= Annie Aves =

New Zealand abortion provider

Isabel Annie Aves (née Michaelsen) (18 March 1887-15 October 1938) was a New Zealand abortion provider.

==Biography==
She was born in Waipawa, Hawke's Bay, New Zealand on 18 March 1887. Aves provided abortion services from her home in Napier using sea-tangle tents (probably Laminaria digitata seaweed stalks or a local substitute) which, when inserted into the cervical canal, absorbed water and slowly expanded, dilating the cervix and leading to a miscarriage.

Her first trial was in Napier on a charge of "unlawfully using an instrument with intent to procure a miscarriage", but the jury could not agree on a verdict. Two further trials were held in Wellington, with the juries again failing to agree on a verdict, amid much publicity. An unusual fourth trial followed, which also resulted in no conviction. Aves was represented by Cyril Harker at the trials in Napier in August 1936, Wellington in October 1936, December 1936 and February 1937. Harker's defense rested on lack of direct evidence; none of the women gave evidence and the crown prosecutor relied on circumstantial evidence.

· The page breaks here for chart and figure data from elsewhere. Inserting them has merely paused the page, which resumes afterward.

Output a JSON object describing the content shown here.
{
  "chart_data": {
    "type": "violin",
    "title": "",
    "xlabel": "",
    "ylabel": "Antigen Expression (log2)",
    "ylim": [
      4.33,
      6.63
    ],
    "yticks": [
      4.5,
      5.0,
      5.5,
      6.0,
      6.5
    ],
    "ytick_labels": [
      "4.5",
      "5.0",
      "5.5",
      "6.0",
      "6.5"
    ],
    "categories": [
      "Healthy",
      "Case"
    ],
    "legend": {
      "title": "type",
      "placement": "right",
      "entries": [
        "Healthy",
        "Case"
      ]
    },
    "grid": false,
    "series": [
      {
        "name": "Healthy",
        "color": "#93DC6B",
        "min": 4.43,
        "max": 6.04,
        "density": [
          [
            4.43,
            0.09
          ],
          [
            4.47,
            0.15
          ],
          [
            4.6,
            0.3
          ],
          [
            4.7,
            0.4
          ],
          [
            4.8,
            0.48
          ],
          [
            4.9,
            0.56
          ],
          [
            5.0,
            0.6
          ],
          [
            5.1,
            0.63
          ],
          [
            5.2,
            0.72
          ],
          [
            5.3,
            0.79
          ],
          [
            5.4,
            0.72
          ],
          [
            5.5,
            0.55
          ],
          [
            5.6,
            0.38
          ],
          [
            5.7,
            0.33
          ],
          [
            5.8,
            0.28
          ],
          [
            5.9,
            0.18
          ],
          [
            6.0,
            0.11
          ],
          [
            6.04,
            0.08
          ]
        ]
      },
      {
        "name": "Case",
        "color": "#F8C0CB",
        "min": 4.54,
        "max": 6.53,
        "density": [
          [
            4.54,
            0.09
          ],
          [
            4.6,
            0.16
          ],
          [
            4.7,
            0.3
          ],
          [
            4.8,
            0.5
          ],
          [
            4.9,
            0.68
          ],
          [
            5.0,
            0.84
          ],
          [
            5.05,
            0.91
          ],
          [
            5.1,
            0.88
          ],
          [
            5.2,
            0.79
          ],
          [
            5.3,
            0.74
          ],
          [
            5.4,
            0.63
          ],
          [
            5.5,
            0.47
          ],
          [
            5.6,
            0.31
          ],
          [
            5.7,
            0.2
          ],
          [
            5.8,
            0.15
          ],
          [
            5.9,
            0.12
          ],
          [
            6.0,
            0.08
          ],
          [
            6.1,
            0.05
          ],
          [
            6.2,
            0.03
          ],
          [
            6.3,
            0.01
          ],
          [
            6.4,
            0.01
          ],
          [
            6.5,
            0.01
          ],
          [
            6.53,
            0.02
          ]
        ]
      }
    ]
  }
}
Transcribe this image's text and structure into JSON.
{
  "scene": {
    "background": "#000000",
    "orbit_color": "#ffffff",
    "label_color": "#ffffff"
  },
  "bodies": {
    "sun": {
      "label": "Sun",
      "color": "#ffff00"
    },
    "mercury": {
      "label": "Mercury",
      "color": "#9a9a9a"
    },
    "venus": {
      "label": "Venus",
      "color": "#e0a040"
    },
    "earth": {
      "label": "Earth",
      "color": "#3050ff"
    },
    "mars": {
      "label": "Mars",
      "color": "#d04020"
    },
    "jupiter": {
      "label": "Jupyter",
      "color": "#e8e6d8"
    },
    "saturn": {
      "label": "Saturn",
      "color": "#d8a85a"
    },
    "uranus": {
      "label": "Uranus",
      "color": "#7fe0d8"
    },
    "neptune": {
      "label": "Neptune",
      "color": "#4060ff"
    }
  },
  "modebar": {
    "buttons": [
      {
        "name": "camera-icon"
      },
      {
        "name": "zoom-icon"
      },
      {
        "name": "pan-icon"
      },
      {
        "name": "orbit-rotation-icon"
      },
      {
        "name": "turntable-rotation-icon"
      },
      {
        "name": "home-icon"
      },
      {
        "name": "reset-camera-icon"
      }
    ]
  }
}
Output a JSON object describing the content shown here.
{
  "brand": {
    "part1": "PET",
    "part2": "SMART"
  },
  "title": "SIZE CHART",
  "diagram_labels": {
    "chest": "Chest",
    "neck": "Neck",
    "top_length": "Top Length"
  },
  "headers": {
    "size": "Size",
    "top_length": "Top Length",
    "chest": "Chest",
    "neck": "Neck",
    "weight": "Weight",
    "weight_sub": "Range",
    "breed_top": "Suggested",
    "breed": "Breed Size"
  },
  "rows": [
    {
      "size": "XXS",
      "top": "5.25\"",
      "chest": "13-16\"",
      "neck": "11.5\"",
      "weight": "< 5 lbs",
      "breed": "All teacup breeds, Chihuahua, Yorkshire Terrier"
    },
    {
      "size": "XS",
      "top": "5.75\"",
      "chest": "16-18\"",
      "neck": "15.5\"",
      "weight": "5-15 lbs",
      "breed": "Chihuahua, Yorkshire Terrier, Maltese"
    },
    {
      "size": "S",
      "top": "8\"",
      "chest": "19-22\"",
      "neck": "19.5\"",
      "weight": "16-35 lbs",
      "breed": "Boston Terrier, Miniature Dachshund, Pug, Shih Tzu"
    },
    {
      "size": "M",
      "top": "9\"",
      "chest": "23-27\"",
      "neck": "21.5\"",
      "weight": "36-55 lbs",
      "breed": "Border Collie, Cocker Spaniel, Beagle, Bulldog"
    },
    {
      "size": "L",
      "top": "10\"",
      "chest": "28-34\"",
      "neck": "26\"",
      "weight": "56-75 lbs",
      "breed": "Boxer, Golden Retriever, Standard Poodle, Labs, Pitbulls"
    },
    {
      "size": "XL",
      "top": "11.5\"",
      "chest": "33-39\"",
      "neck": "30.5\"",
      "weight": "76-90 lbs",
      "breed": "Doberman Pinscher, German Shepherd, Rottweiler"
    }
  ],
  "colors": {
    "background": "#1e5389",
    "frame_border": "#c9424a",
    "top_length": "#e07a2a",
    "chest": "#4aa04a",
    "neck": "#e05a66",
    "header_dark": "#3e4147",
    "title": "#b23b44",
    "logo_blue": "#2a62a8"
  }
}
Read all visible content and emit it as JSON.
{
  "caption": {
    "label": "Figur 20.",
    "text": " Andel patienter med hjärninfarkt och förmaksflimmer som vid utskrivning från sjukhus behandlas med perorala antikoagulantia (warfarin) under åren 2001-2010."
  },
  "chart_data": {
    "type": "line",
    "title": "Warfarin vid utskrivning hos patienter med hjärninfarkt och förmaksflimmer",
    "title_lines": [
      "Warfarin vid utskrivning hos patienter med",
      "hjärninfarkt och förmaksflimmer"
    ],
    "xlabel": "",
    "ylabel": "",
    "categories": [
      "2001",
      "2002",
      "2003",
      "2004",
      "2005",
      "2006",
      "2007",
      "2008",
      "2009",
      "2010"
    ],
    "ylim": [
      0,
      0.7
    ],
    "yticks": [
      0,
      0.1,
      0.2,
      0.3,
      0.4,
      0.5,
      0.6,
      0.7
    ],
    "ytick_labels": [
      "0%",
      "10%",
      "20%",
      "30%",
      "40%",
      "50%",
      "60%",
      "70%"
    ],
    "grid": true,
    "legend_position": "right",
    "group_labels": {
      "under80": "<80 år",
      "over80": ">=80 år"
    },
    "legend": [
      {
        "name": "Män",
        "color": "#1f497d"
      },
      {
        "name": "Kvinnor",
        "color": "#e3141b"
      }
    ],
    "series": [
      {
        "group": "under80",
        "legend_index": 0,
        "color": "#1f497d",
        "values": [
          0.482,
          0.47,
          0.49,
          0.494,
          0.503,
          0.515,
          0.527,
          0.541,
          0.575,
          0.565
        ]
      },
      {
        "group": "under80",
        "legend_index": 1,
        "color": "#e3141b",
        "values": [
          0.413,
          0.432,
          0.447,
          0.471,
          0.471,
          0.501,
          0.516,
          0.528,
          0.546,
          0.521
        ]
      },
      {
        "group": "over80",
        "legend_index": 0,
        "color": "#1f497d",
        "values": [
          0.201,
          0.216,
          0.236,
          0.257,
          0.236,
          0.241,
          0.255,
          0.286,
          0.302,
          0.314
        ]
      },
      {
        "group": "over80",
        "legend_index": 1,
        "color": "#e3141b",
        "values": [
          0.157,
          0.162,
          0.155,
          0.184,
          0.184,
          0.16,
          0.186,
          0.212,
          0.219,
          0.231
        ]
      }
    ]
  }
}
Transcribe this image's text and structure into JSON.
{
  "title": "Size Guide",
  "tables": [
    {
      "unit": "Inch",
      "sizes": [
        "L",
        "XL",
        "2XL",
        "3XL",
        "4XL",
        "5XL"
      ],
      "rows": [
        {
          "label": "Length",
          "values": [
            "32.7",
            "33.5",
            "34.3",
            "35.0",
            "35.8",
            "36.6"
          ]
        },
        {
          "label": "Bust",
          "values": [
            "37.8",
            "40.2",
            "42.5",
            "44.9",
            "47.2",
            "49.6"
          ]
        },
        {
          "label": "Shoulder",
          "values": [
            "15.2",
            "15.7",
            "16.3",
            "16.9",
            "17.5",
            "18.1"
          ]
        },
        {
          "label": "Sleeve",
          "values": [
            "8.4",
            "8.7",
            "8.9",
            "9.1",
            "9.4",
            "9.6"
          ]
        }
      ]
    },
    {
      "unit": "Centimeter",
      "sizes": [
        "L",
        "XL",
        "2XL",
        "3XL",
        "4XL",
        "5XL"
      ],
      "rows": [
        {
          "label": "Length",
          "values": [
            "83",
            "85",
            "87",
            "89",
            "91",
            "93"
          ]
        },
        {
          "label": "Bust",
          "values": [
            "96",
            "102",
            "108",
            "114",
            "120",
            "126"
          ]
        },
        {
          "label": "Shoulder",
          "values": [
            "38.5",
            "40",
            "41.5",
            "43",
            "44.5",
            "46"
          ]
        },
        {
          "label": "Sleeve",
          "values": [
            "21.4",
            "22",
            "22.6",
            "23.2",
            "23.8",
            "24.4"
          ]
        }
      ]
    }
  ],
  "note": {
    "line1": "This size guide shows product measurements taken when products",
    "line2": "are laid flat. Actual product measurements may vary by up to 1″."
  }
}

In 1938, Aves was shot with a rifle by Colin Herbert Hercock, the fiancé of a woman she had performed an abortion on, after he was led to believe that his fiancée was going to die as a result of the abortion. Aves died later in hospital; the fiancée survived to give evidence at Hercock's trial. Harker defended Hercock, getting him off on the lesser charge of manslaughter rather than murder and subsequently getting his prison term reduced. The judge in Hercocks' trial was Michael Myers, who had presided over Aves's previous trial. During the trial, he said: "If Annie Aves had been dealt with as she should have been, this tragedy would not have happened".